The predominant flavors of these cookies are lime, rum, and cinnamon. The non-vegan recipe calls for eggs and butter/lard, which I replaced with vegan-margarine and applesauce (to keep the cookies moist). They came out light and fluffy and aromatic... the perfect compliment to a bright sunny day and the red chilie & tomatillo tacos I made. Mmmmm...

Torticas de Morón
(small cakes from Morón)

3 cups flour
pinch salt
1 1/2 tsp baking powder
1 tsp cinnamon
2/3 cups vegan sugar
1 4oz package of unsweetened applesauce
1 cup vegan margarine
3 tbsp lime zest
3 tsp rum extract (or regular rum if you have it around)
guava paste (a common Latin ingredient, it can usually be found in the Goya aisle)

1. Preheat oven to 350 degrees, line two baking sheets with parchment paper.
2. Mix the flour, salt, baking power, and cinnamon together. Add the sugar, lime zest, lime juice, rum extract, softened butter, applesauce. Mix by hand once the dough starts to form.

3. Separate the dough into 3 sections, refridgerating the ones you aren't using.

4. Roll the dough out onto a floured surface. Cut into 2 1/2-inch rounds (they should be about 1/3 of an inch thick). Line them up on parchment paper over the baking sheet. Parchment paper is AWESOME and requires little-to-no clean up. (Which is obviously why I use it).

5. Cut the guava paste into small pieces and press them into the tops of the cookies. Bake for 14 minutes until the bottoms are lightly browned.

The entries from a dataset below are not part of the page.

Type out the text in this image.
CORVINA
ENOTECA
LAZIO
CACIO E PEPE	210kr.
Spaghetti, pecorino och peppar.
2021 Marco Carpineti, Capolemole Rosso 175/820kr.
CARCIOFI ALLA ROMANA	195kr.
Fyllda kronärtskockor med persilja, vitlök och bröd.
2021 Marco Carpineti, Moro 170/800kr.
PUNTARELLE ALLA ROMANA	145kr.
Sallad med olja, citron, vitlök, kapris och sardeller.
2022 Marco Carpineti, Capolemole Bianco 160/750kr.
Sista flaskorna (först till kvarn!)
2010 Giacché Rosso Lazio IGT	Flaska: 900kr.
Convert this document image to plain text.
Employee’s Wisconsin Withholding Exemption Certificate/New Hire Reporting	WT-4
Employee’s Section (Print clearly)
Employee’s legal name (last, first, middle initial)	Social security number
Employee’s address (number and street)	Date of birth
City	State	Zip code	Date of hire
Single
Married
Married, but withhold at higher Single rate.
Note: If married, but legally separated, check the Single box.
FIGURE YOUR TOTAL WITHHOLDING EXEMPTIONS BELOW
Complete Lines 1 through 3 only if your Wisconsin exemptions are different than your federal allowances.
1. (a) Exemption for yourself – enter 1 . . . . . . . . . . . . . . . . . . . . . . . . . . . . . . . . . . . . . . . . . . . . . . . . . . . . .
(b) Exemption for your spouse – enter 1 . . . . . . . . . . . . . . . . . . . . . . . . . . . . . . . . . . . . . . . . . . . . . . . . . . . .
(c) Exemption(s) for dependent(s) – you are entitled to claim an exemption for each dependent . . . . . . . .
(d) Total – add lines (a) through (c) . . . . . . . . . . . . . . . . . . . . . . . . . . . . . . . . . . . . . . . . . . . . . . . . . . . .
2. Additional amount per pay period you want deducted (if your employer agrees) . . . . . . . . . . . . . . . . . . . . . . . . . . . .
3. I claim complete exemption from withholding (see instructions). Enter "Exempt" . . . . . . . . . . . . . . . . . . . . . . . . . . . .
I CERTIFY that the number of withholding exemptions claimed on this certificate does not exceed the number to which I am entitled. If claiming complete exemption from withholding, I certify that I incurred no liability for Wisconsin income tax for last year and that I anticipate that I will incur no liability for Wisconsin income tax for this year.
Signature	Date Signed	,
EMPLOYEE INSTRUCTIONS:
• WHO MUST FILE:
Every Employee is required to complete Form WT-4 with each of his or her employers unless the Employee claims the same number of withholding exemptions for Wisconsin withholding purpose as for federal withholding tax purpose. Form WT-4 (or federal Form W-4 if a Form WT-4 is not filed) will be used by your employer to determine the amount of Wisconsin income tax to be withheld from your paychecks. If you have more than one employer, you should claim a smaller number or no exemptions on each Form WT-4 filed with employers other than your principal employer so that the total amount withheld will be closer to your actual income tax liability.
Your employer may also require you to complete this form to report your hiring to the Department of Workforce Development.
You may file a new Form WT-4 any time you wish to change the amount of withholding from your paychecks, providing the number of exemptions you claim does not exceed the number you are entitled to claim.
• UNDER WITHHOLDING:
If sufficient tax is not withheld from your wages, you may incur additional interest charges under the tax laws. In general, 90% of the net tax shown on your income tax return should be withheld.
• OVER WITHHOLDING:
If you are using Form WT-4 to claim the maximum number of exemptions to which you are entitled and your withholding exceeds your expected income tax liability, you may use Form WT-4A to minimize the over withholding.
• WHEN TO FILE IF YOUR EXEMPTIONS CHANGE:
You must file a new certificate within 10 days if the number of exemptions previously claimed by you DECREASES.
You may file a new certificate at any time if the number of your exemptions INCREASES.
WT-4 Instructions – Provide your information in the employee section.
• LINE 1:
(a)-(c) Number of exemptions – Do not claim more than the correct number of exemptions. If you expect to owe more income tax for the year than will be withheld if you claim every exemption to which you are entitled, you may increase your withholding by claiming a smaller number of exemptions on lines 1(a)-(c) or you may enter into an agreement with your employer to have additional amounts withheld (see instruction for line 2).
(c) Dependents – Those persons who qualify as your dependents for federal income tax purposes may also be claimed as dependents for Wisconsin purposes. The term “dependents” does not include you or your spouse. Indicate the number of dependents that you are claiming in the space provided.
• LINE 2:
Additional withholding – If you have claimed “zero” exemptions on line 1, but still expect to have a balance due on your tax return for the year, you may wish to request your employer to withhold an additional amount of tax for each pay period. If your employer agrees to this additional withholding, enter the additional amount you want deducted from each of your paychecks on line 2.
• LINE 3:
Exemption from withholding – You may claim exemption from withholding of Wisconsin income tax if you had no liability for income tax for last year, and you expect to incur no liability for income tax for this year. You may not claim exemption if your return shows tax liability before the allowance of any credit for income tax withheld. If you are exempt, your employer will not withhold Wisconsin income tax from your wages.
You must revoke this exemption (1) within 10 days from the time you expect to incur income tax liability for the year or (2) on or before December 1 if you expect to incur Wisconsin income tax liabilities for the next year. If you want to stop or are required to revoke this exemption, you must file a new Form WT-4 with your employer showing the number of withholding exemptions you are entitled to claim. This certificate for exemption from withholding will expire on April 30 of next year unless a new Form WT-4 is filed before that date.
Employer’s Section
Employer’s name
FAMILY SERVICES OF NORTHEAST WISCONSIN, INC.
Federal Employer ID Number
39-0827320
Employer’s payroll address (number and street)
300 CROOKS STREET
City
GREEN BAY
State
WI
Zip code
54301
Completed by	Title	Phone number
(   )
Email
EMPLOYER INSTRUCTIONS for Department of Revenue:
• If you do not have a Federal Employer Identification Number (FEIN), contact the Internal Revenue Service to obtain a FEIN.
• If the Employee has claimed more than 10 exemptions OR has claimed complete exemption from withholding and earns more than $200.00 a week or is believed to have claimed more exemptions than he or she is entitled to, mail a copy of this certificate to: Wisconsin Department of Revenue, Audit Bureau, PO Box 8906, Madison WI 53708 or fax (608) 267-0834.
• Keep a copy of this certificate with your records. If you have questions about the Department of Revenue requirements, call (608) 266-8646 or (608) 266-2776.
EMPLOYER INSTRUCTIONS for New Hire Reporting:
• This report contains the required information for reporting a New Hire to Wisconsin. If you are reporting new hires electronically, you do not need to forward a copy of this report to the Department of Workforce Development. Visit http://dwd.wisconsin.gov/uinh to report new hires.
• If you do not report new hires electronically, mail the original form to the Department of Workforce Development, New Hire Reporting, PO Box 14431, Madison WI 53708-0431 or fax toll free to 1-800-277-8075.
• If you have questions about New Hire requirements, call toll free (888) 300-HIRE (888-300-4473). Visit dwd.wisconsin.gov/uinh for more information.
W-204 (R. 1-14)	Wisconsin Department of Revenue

6. Lastly, let cool for about 5 minutes and enjoy! I topped mine with powered sugar because Cuban desserts are supposed to be muyyyyy muyyyyyyyy dulce!

An important message

I would like to point out a comment made on my blog:

This is precisely the kind of attitude about veganism I am always trying to shirk off with my book & blog. For some, you can never be "vegan enough." I have no ill-will against this poster, but I'm using the comment as an important example. It is perfectly fine, if you have an interest in veganism or alternative cooking, that you do what you can when you can and not feel bad about not being able to conform to the impossible standards of the so-called "pure tier", the criterion of which is inevitably determined by unforgiving adherents to a certain dogma.

These people usually have the extraordinary means of supporting their lifestyle that many may not have the privilege of enjoying. It is perfectly fine to be fundamentalist about your beliefs (eating or otherwise!), so long as one does not assume all people have the same ability/financial means/goals as oneself. Not only is this criticism unfair to those trying do what they can, but it is also petty and does nothing to serve anyone's purpose- it alienates.

So, please! Keep the message of healthy eating alive and well. Be vegan because you WANT to be, and encorporate what elements of the lifestyle you can into your own life with positivity.